The complicated set of problems arising from the pandemic and the world’s recovery from it may make 2022 a far more difficult year than 2020, Georgieva said. This is because, at the start of the pandemic, countries were fighting a single enemy. “In 2022, conditions in countries are very different. So we can no longer have the same policies everywhere. It has to be country specific. And that makes our job 2022 so much more complicated.”

The actions of the US Federal Reserve (the Fed) in 2022, starting with this week’s monetary policy decision, have far-reaching consequences, Georgieva noted. If the Fed does hike interest rates, it could throw cold water on the recovery of countries with high dollar-denominated debt, she added. 

Federal open market committee minutes, released earlier this month, were more hawkish on inflation stateside. The minutes indicated that, with inflationary pressures having broadened in the latter months of 2021, faster monetary policy tightening and a reduction of the Fed’s balance sheet may be on the cards.

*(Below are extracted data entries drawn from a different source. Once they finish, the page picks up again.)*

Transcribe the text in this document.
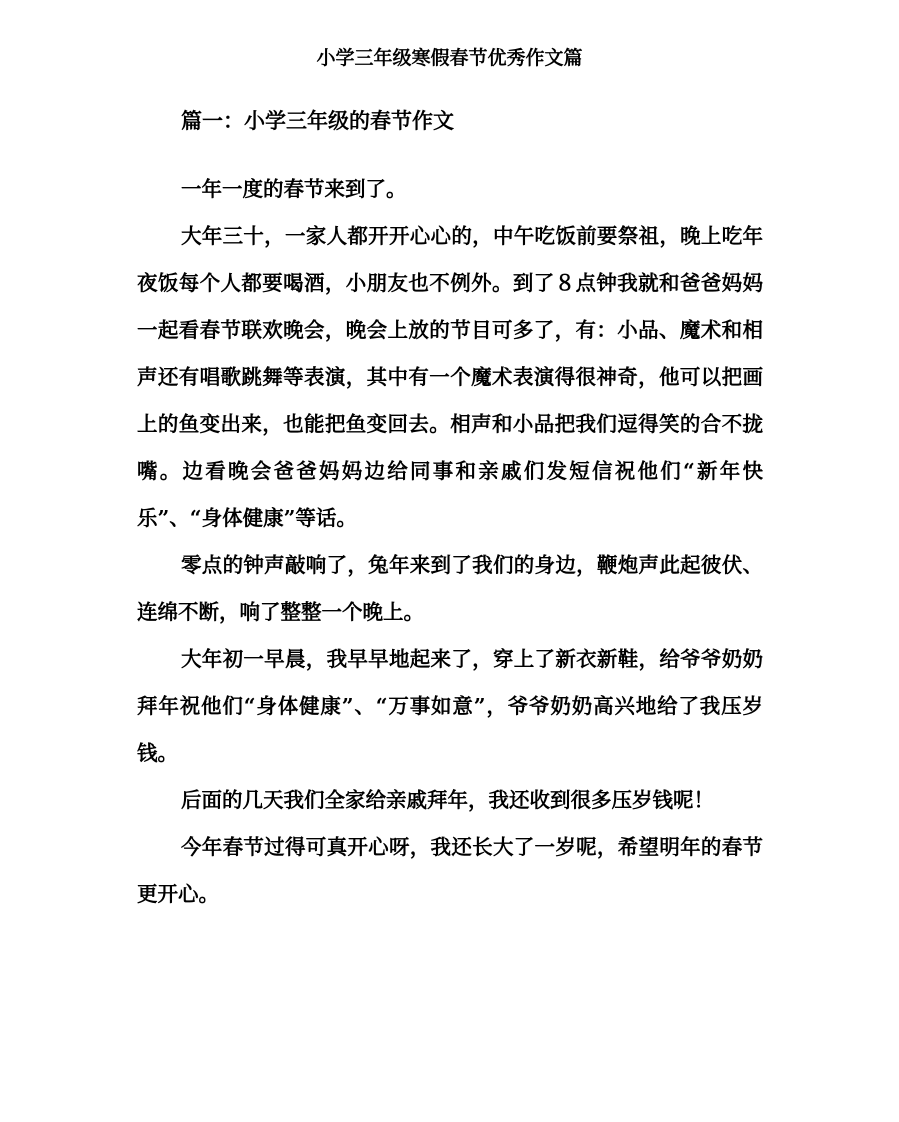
小学三年级寒假春节优秀作文篇
篇一：小学三年级的春节作文

一年一度的春节来到了。

大年三十，一家人都开开心心的，中午吃饭前要祭祖，晚上吃年夜饭每个人都要喝酒，小朋友也不例外。到了８点钟我就和爸爸妈妈一起看春节联欢晚会，晚会上放的节目可多了，有：小品、魔术和相声还有唱歌跳舞等表演，其中有一个魔术表演得很神奇，他可以把画上的鱼变出来，也能把鱼变回去。相声和小品把我们逗得笑的合不拢嘴。边看晚会爸爸妈妈边给同事和亲戚们发短信祝他们“新年快乐”、“身体健康”等话。

零点的钟声敲响了，兔年来到了我们的身边，鞭炮声此起彼伏、连绵不断，响了整整一个晚上。

大年初一早晨，我早早地起来了，穿上了新衣新鞋，给爷爷奶奶拜年祝他们“身体健康”、“万事如意”，爷爷奶奶高兴地给了我压岁钱。

后面的几天我们全家给亲戚拜年，我还收到很多压岁钱呢！

今年春节过得可真开心呀，我还长大了一岁呢，希望明年的春节更开心。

“Participants generally noted that, given their individual outlooks for the economy, the labour market and inflation, it may become warranted to increase the federal funds rate sooner or at a faster pace than participants had earlier anticipated,” the minutes read.

Georgieva urged countries with high levels of dollar-denominated debt to “act now” by extending maturities and addressing currency mismatches.

Christine Legarde, the president of the European Central Bank (ECB), defended the central bank’s dovish stance on dialling back accommodative monetary policy. “If there is one thing that all economies have learned in the course of this crisis, it is a lesson of humility,” she said.

“Because whoever you look at, whether it is the ECB, whether it is the IMF, whether it is the OECD [Organisation for Economic Co-operation and Development] … we all massively underestimated the recovery, the employment participation, as well as inflation.”

Legarde noted that it is important for policymakers to consider what is driving inflation and how long elevated prices will last. The ECB is assuming that energy prices and supply bottlenecks will stabilise in 2022 “and gradually those inflation numbers will decline”, she added.